Une étude récente montre que plus d’un entrepreneur sur deux ne s’est pas arrêté.

La crise sanitaire et le confinement qui y est lié ont des impacts parfois inattendus. On peut ainsi évoquer le secteur du bâtiment. Alors que la période traditionnelle des congés, laquelle s’étend à cheval sur juillet et août, touche à sa fin, les professionnels n’en ont pas forcément profité.

En effet, selon une étude récente réalisée par la plate-forme TrustUp.be, ils n’ont pas manqué de travail ces dernières semaines. Pour plus d’un entrepreneur sur deux, il s’est agi de rattraper le retard accumulé durant le confinement.

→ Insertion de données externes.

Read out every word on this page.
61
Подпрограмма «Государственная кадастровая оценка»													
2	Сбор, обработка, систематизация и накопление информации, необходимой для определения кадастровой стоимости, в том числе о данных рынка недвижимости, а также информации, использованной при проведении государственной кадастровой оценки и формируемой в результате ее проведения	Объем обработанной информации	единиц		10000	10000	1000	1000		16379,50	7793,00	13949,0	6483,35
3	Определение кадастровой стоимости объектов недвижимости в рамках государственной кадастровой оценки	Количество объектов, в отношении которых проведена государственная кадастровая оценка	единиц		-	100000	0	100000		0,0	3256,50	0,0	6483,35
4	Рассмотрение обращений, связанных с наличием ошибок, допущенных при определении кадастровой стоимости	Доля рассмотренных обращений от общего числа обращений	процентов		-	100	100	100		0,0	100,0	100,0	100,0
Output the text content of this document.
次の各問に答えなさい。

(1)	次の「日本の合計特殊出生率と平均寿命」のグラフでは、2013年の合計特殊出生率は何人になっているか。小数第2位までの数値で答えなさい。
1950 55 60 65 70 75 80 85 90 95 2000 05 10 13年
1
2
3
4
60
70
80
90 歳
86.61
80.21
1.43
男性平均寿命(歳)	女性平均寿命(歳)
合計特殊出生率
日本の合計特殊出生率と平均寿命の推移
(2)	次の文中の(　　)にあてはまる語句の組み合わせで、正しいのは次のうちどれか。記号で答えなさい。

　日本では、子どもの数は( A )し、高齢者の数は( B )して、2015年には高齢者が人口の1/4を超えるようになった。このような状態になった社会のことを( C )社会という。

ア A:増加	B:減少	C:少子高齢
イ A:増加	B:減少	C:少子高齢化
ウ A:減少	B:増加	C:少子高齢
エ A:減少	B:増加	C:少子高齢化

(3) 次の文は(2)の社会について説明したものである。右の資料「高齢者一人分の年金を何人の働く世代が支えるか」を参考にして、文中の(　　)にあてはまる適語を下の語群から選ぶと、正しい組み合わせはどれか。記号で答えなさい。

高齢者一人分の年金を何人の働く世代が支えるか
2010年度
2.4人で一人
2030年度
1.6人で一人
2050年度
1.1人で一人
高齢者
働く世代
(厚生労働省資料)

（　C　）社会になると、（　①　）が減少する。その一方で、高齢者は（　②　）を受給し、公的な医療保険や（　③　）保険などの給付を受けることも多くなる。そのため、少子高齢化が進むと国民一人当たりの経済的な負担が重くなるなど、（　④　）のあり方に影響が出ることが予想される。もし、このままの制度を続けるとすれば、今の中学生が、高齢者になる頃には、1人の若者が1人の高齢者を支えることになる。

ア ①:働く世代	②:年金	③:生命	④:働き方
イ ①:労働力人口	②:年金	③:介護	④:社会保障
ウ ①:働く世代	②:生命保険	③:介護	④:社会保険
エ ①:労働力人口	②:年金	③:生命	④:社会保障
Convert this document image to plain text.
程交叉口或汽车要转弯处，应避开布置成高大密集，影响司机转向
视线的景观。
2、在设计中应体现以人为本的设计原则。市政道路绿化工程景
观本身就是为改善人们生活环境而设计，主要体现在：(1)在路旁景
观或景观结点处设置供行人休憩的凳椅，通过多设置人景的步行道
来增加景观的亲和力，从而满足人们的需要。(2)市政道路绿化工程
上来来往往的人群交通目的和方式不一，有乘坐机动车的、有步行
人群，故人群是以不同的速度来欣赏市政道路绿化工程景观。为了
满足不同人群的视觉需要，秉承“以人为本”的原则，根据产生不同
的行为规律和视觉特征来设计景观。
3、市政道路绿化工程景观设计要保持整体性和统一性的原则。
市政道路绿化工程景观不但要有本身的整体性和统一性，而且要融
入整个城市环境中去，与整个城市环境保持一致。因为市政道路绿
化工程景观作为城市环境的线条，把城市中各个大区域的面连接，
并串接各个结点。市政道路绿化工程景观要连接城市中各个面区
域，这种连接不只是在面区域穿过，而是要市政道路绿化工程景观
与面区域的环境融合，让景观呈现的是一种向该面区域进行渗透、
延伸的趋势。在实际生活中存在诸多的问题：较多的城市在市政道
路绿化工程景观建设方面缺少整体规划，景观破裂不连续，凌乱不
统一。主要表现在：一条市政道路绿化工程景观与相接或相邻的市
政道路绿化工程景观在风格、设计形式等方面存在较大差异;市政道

L’enquête menée par TrustUp.be l’a été auprès des différents corps de métier qu’elle recense. Comme rappelé par son fondateur Sébastien Remacle, cette plate-forme qui a été lancée en 2017 et incubée au sein du VentureLab de HEC Liège vise à mettre en relation des particuliers et des professionnels jugés fiables.

"Nous totalisons 3 000 inscrits parmi lesquels un noyau dur de 600 dont 40 % sont des Liégeois". Sur 70 entrepreneurs interrogés, étant question de PME et non de grosses sociétés, 53 % ont confié avoir continué à travailler durant les congés du bâtiment. Ou avoir drastiquement réduit les jours de vacances qu’ils se sont accordés.

Un bon semestre, mais…

La principale raison a donc trait au retard accumulé. "Seul un quart des professionnels ont poursuivi leur activité durant le confinement". Des soucis d’accès aux chantiers et de fourniture des matériaux étant épinglés. Et Sébastien Remacle de souligner : "Durant cet été, ils tentent de rattraper le retard".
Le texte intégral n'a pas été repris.